Speaking live on television in a central Tunis boulevard, Mr. Saied said he respected the 2014 democratic constitution but that it was not eternal and could be amended
Tunisia’s President Kais Saied on September 11 indicated he was preparing to change the country’s constitution, but said he would only do so using existing constitutional means, seven weeks after he seized powers in moves his foes called a coup.
Speaking live on television in a central Tunis boulevard, Mr. Saied said he respected the 2014 democratic constitution but that it was not eternal and could be amended.
“Amendments must be made within the framework of theconstitution,” he told the Sky News Arabia channel and Tunisian state television.
One of Saied’s advisers told Reuters on September 8 that the President was planning to suspend the constitution and offer an amended version via a referendum, prompting opposition from political parties and the country’s powerful main labour union.

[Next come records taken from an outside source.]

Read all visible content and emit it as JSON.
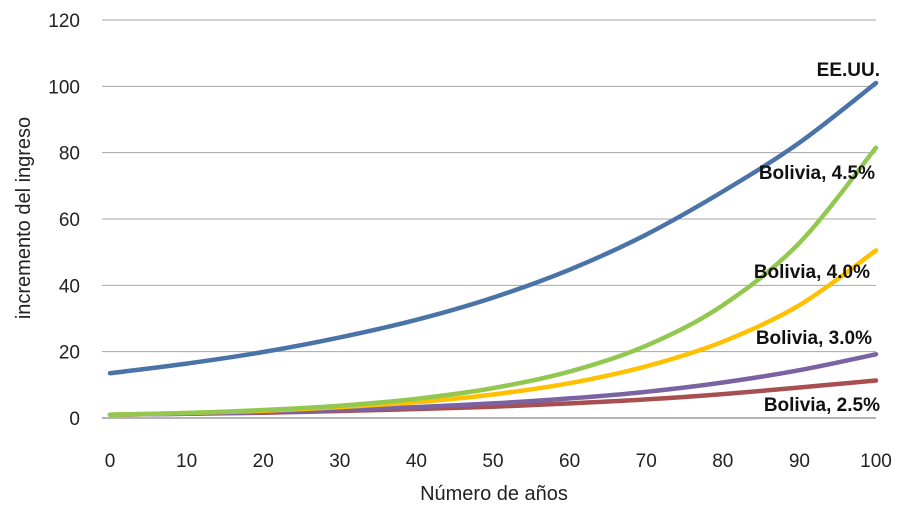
{
  "chart_data": {
    "type": "line",
    "title": "",
    "xlabel": "Número de años",
    "ylabel": "incremento del ingreso",
    "xlim": [
      0,
      100
    ],
    "ylim": [
      0,
      120
    ],
    "xticks": [
      0,
      10,
      20,
      30,
      40,
      50,
      60,
      70,
      80,
      90,
      100
    ],
    "yticks": [
      0,
      20,
      40,
      60,
      80,
      100,
      120
    ],
    "grid": "horizontal",
    "legend": "none",
    "x": [
      0,
      10,
      20,
      30,
      40,
      50,
      60,
      70,
      80,
      90,
      100
    ],
    "series": [
      {
        "name": "EE.UU.",
        "color": "#4a73a8",
        "values": [
          13.5,
          16.4,
          19.9,
          24.3,
          29.6,
          36.3,
          44.7,
          55.3,
          68.3,
          83.0,
          101.0
        ]
      },
      {
        "name": "Bolivia, 4.5%",
        "color": "#92c850",
        "values": [
          1.0,
          1.5,
          2.4,
          3.7,
          5.8,
          9.0,
          14.0,
          21.8,
          34.0,
          52.8,
          81.5
        ]
      },
      {
        "name": "Bolivia, 4.0%",
        "color": "#ffc000",
        "values": [
          1.0,
          1.5,
          2.2,
          3.3,
          4.8,
          7.1,
          10.5,
          15.6,
          23.0,
          34.0,
          50.5
        ]
      },
      {
        "name": "Bolivia, 3.0%",
        "color": "#7b62a3",
        "values": [
          1.0,
          1.3,
          1.8,
          2.4,
          3.3,
          4.4,
          5.9,
          7.9,
          10.7,
          14.4,
          19.2
        ]
      },
      {
        "name": "Bolivia, 2.5%",
        "color": "#a84f52",
        "values": [
          1.0,
          1.3,
          1.6,
          2.1,
          2.7,
          3.4,
          4.4,
          5.6,
          7.2,
          9.2,
          11.3
        ]
      }
    ],
    "labels": [
      "EE.UU.",
      "Bolivia, 4.5%",
      "Bolivia, 4.0%",
      "Bolivia, 3.0%",
      "Bolivia, 2.5%"
    ]
  }
}
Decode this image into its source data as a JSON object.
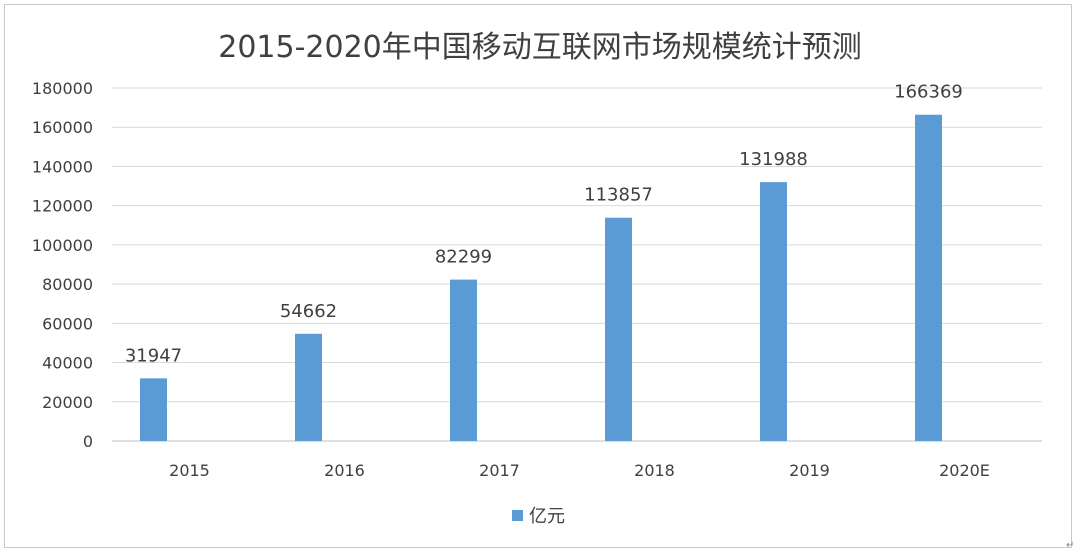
{
  "chart_data": {
    "type": "bar",
    "title": "2015-2020年中国移动互联网市场规模统计预测",
    "categories": [
      "2015",
      "2016",
      "2017",
      "2018",
      "2019",
      "2020E"
    ],
    "series": [
      {
        "name": "亿元",
        "values": [
          31947,
          54662,
          82299,
          113857,
          131988,
          166369
        ]
      }
    ],
    "yticks": [
      0,
      20000,
      40000,
      60000,
      80000,
      100000,
      120000,
      140000,
      160000,
      180000
    ],
    "ylim": [
      0,
      180000
    ],
    "grid": true,
    "legend_position": "bottom",
    "data_labels": true,
    "bar_color": "#5b9bd5",
    "gridline_color": "#d9d9d9",
    "text_color": "#404040"
  },
  "corner_mark": "↵"
}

Anxiety has been growing, both internally and among Western democracies that have supported Tunisia’s public finances, over Mr. Saied’s intentions since his July 25 announcement that he was sacking the Prime Minister and suspending parliament.
The former constitutional law professor justified those moves by citing emergency measures in the constitution that his critics and many legal scholars said did not support his intervention.
Though he indefinitely extended the measures after a month, he has yet to appoint a new government or make any clear declaration of his long-term intentions, as Tunisia struggles to confront a rolling economic crisis.
His intervention drew widespread support after years of political paralysis, but it has thrust Tunisia into crisis a decade after it threw off autocracy and embraced democracy in the revolution that triggered the Arab Spring.